On constate aussi, de plus en plus régulièrement, une absence de comparaison avec les autres options thérapeutiques. Trop d'autorisations de mises sur le marché résultent ainsi des seuls essais cliniques réalisés en comparaison avec des placébos et non avec les traitements de référence. Ces essais sont contraires à l'éthique quand un traitement de référence existe, et ils ne permettent pas aux soignants et aux patients de faire un choix éclairé parmi les options disponibles.
Enfin, l'accès du public aux données cliniques n'est toujours pas garanti. Or la réalisation d'analyses contradictoires indépendantes du promoteur de l'essai dépend de la mise à disposition des données cliniques obtenues lors des essais sous une forme suffisamment détaillée.

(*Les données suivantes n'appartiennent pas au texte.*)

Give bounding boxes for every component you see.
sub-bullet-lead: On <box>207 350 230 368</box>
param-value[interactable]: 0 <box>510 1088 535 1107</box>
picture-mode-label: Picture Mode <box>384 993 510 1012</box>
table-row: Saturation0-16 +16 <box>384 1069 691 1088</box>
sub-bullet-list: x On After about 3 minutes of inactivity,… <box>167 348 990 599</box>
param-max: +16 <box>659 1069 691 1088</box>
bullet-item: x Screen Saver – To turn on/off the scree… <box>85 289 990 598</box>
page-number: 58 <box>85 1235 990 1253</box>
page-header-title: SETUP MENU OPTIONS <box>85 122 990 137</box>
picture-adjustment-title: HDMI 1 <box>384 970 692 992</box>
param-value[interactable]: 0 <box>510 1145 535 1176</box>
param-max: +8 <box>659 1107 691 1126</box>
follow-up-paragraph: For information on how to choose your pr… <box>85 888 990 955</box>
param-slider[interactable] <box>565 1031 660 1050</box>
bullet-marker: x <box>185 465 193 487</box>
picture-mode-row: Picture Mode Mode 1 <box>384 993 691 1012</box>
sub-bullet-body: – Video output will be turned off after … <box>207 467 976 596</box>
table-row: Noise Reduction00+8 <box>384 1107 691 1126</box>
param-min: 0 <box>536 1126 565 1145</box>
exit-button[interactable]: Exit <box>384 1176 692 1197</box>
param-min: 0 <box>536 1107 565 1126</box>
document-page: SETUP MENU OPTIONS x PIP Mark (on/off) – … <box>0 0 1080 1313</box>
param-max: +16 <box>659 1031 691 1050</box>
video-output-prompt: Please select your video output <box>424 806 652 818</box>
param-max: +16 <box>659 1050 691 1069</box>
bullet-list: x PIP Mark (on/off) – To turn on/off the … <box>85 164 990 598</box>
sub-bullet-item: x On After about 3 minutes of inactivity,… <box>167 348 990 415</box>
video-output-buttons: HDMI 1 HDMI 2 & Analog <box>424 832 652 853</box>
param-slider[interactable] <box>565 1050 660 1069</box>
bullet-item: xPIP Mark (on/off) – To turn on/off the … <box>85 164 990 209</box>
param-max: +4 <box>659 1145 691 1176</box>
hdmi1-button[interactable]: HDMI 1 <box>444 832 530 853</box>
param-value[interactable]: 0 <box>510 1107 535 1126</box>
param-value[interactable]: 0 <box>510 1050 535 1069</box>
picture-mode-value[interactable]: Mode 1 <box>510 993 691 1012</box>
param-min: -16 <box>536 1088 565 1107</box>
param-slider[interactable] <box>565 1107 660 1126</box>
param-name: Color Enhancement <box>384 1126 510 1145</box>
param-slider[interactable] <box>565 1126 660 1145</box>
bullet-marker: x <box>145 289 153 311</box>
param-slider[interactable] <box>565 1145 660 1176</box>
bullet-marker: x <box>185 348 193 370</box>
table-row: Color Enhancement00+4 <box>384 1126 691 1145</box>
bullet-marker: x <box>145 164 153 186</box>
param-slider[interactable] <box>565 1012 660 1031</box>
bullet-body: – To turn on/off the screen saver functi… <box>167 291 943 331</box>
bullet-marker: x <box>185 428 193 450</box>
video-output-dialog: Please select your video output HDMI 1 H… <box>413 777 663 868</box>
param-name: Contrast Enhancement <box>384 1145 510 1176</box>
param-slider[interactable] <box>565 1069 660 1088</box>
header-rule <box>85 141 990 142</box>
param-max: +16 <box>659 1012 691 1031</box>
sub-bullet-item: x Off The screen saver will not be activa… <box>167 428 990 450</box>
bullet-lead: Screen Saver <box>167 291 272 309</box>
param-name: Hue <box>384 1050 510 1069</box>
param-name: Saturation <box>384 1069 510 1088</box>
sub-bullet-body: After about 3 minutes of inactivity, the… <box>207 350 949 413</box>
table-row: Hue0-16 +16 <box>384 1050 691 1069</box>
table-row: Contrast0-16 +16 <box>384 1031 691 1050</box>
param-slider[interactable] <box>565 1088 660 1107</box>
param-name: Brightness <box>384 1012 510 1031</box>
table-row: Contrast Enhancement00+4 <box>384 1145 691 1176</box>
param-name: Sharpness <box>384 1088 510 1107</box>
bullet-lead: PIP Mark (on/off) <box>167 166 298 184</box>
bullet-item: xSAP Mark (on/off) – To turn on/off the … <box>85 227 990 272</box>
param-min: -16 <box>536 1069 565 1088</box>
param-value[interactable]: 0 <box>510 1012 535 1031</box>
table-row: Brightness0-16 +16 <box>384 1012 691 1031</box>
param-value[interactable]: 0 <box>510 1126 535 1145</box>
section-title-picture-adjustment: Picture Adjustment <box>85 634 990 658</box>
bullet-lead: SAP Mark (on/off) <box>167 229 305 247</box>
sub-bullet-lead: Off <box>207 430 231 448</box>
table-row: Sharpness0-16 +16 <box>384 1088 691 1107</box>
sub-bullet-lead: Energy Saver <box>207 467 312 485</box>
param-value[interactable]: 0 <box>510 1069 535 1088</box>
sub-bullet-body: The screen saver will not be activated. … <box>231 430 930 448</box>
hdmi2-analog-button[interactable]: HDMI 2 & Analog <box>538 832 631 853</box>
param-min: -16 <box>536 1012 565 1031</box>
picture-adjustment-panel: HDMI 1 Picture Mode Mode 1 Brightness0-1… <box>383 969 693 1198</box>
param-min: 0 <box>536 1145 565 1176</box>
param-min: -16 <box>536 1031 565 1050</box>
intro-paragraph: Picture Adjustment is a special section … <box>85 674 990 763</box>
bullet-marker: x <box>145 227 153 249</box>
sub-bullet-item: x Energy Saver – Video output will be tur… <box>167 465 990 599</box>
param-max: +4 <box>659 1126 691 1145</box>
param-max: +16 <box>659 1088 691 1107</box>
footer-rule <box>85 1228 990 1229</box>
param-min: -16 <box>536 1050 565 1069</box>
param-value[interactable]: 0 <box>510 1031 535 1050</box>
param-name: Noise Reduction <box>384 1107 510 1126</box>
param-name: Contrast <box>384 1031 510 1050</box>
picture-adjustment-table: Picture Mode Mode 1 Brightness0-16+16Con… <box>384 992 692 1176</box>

Trop souvent pourtant, les firmes pharmaceutiques et les agences s'opposent à l'accès des chercheurs et du public à ces données sous divers prétextes : les données seraient « commercialement confidentielles », il faudrait protéger les données personnelles des participants ou se prémunir des risques de « mauvaise interprétation », etc.
Au total, je suis convaincue qu'une recherche plus indépendante et davantage libérée des contraintes commerciales est nécessaire afin de faire progresser la médecine.
Un nouveau règlement européen sur les essais cliniques a justement été proposé par la Commission européenne en juillet 2012 et devrait être voté par le Parlement européen en séance plénière aux alentours de mars 2014.
Alors que la Commission européenne proposait d’affaiblir la protection des personnes en visant avant tout à « renforcer l’attractivité de l’Union européenne en matière de recherche clinique », les eurodéputés de la commission environnement, santé publique et sécurité alimentaire ont adopté un rapport contenant plus de 290 amendements, dont plusieurs vont dans le sens d’un renforcement des exigences de transparence en matière de résultats des essais cliniques.
Si les améliorations apportées par cette commission du Parlement européen sont maintenues lors du vote en séance plénière, le nouveau règlement pourrait constituer un progrès en termes d’accès aux résultats des essais cliniques et contribuerait à la transformation du modèle actuel de recherche et de développement des firmes pharmaceutiques, qui est à bout de souffle, en un nouveau modèle permettant de mieux répondre aux besoins réels de santé publique. Comme le montre le débat, c’est bien ce que nous attendons tous !
À l’heure où le mot « transparence » est souvent employé, force est de constater que les agences de santé, les firmes pharmaceutiques ainsi que leurs relais ne la pratiquent guère. C’est donc dès maintenant et par-delà les frontières des États membres et de nos groupes politiques respectifs que nous devons œuvrer à introduire plus de transparence.
Madame la ministre, j’espère que la France défendra plus de transparence en matière de résultats des essais cliniques, notamment ceux qui sont conduits en France ou par des firmes présentes sur le territoire national.